Our project illuminates trends in global assassination attempts in 2019-2020. We examined the effect of countries’ politics, economics, and national security—among other factors—on the number of assassination attempts as well as the survival rate and prevention rate. The first data source we used was a dataset from Global Initiative’s “Global Assassination Monitor” that included an entry for every assassination attempted in 2019 and 2020. The dataset included information about each attempt as well as the country in which it occurred. Based on the country in which the assassination attempt occurred, we were able to cross reference the dataset with data on individual countries’ economies, political states, and quality of national security. From various research institutes such as the Heritage Foundation and the United Nations Development Programme, we extracted data on the individual countries. With the primary data source and our additional country-specific data sources, we created a master dataset. In this new Excel file, each row was a country and each column included information about the country as well as its number of assassinations, prevention rate, and survival rate among other statistics calculated in Excel based on the primary data source’s information. We then converted this Excel file to a CSV and imported it into Google Colab. Reading the data from the CSV file, we compiled the data into lists and then into a DataFrame. We used the DataFrame to create visualizations—ranging from dot plots and bar graphs to choropleth charts—using Plotly Express. From these visualizations, we were able to deduce insights about which macro factors had a sizable impact on the number of assassination attempts in each country. In addition, we were able to make conclusions about what factors yielded higher prevention and survival rates.

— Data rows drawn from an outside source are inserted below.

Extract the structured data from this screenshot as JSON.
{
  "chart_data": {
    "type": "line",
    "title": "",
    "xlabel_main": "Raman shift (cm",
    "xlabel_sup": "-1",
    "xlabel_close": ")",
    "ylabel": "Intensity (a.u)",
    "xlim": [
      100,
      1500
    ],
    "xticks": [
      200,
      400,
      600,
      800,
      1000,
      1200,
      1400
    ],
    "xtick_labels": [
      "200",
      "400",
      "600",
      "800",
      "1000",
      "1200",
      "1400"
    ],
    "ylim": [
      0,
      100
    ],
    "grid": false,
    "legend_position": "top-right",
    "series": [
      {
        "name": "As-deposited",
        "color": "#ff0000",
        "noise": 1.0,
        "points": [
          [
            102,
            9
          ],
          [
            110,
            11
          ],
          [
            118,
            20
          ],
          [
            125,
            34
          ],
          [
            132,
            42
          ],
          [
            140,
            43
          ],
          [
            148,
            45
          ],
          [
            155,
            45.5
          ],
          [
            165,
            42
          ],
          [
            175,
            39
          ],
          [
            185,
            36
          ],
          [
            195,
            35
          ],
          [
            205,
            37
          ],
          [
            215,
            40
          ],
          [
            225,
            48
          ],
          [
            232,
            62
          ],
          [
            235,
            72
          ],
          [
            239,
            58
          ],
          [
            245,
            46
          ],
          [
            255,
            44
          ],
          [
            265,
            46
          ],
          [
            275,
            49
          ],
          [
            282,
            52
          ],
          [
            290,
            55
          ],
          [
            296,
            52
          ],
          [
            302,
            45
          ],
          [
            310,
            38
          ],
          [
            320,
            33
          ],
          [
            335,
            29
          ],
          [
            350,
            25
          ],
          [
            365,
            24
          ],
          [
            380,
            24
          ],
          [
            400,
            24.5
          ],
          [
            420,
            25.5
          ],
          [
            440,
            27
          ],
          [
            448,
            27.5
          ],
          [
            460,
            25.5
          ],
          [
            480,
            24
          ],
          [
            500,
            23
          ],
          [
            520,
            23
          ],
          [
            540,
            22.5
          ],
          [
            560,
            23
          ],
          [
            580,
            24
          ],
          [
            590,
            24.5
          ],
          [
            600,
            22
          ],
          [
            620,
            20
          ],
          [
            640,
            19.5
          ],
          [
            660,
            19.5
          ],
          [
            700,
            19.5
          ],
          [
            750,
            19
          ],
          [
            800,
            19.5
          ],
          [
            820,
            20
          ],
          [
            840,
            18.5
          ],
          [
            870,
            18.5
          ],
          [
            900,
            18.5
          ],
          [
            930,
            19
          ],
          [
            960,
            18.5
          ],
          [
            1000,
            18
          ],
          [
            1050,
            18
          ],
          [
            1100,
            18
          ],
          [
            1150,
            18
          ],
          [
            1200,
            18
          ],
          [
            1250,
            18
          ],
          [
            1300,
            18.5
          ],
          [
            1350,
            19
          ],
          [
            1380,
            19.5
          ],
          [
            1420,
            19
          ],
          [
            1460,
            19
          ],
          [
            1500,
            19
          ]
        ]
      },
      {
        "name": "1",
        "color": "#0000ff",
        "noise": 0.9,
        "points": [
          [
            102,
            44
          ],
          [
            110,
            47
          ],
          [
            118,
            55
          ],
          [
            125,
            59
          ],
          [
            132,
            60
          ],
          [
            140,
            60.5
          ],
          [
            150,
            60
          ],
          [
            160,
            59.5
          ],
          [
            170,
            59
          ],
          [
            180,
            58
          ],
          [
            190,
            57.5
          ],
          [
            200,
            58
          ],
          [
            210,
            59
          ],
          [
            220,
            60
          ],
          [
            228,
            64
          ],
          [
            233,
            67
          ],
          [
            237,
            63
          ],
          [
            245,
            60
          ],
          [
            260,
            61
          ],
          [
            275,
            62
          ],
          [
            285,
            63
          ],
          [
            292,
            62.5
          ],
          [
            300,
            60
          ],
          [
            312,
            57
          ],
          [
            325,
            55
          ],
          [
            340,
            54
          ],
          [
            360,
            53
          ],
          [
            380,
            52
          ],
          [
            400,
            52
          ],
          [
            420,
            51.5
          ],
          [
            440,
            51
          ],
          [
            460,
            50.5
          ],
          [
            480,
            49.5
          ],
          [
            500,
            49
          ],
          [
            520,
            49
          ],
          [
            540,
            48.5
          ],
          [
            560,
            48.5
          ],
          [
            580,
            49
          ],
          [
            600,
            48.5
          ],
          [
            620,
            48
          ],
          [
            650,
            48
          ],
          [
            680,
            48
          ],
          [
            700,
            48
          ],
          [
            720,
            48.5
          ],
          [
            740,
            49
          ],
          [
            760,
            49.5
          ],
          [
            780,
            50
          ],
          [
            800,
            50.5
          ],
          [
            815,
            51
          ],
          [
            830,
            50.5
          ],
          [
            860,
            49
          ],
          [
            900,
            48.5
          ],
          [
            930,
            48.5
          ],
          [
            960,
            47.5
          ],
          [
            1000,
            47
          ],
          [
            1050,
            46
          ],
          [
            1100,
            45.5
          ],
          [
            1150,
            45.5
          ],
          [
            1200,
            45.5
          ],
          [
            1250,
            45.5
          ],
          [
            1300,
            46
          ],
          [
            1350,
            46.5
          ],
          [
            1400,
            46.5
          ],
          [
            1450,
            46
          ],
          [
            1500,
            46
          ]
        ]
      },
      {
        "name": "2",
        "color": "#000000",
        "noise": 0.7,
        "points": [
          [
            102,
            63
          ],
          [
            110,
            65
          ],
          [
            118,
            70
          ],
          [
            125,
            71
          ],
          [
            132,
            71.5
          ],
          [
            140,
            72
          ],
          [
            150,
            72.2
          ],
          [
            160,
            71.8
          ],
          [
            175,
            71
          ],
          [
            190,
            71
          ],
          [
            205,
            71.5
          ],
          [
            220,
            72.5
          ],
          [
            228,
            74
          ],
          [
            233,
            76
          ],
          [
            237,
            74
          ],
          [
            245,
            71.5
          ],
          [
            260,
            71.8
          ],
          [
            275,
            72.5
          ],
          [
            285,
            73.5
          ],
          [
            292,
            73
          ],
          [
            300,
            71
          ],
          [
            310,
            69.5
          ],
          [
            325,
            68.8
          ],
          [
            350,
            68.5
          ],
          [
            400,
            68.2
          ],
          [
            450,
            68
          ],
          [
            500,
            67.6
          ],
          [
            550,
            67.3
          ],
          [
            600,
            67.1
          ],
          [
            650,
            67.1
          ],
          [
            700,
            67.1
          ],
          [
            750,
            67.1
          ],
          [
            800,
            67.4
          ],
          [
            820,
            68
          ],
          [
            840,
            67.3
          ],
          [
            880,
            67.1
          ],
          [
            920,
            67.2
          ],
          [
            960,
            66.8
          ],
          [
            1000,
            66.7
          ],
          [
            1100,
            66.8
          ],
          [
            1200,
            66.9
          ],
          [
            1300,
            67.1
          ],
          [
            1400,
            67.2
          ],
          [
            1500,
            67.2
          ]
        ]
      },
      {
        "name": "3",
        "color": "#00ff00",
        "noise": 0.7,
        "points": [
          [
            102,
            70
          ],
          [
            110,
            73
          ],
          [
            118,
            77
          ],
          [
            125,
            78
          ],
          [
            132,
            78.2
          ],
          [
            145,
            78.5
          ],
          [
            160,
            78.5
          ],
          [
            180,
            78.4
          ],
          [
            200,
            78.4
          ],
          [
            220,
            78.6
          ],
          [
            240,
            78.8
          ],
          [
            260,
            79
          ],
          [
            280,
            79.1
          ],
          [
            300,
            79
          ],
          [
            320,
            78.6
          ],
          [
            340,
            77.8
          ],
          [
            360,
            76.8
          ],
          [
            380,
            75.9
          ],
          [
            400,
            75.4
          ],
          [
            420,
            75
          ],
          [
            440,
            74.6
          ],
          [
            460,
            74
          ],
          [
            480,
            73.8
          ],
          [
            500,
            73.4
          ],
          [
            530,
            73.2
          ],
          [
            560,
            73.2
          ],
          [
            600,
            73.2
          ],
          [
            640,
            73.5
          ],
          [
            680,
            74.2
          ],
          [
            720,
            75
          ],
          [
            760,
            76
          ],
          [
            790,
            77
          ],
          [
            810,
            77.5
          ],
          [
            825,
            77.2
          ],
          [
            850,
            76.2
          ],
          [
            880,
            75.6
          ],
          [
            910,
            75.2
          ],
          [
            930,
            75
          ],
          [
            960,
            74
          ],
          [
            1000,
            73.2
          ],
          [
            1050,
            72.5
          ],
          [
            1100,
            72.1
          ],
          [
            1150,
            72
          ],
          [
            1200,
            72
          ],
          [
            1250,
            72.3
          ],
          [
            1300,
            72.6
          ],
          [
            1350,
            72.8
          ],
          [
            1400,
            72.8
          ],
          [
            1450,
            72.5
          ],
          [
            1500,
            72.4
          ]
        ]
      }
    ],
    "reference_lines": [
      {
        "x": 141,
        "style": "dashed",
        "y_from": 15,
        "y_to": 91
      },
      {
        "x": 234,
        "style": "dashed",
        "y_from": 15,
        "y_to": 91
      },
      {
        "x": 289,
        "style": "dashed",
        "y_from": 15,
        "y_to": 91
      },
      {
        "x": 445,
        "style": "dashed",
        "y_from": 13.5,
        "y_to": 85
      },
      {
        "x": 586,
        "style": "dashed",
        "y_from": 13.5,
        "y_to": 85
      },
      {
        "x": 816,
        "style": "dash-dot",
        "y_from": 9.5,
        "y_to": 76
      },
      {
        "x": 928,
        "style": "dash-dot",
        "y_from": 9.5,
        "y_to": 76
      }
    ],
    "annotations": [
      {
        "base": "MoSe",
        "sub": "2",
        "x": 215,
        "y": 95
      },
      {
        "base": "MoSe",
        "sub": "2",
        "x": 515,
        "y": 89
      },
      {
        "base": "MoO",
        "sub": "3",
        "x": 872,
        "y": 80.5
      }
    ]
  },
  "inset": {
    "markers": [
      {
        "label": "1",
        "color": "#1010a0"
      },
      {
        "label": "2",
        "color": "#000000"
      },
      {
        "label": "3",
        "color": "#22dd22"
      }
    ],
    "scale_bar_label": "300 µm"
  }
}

Description of Data Source

Our primary data source is a dataset from Global Initiative’s “Global Assassination Monitor” project. The project tracks global assassinations and shares geographic and thematic insights. The data source is an Excel file with cells including plain text. Each row in the Excel file represents an assassination attempt that occurred in 2019 or 2020, and each column includes information about the attempt such as the country in which it occurred, the reported perpetrator, and whether the target survived. We chose this data source because it is easily readable and comprehensive in reporting every assassination attempt and the known information about it. Because the depth of information included about each attempt, we were able to cross reference the dataset with other data sources. We found county-specific data from the Heritage Foundation, Global Organized Crime Index, Index of Economic Freedom, United Nations Development Programme, and Michigan State University Global Edge. We incorporated this additional country-specific data so that we could analyze macro factors that might have impact the assassinations. Our final Excel spreadsheet included a row for each country and a column for each piece of information about the country as well as its number of assassinations, prevention rate, and survival rate among other statistics.

Data Cleaning Process

The data in the Excel spreadsheet was relatively clean to begin with. However, we needed to extract and modify the data such that it could be used for visualizations. First, we made sure that all of the cells in the spreadsheet were formatted as plain text rather than Accounting or Currency. We converted the file to a CSV and uploaded it to Google Colab. Next, we opened and read the file. We made lists for each column or category of information in the dataset. We iterated through the dataset, adding each piece of data to the appropriate list. While appending the data to the list, we made any necessary formatting changes such as changing the item to the float data type. Next, we compiled all of the separate data lists into one large data list. With this list, we created a DataFrame to display all of the data and use in the creation of visualizations.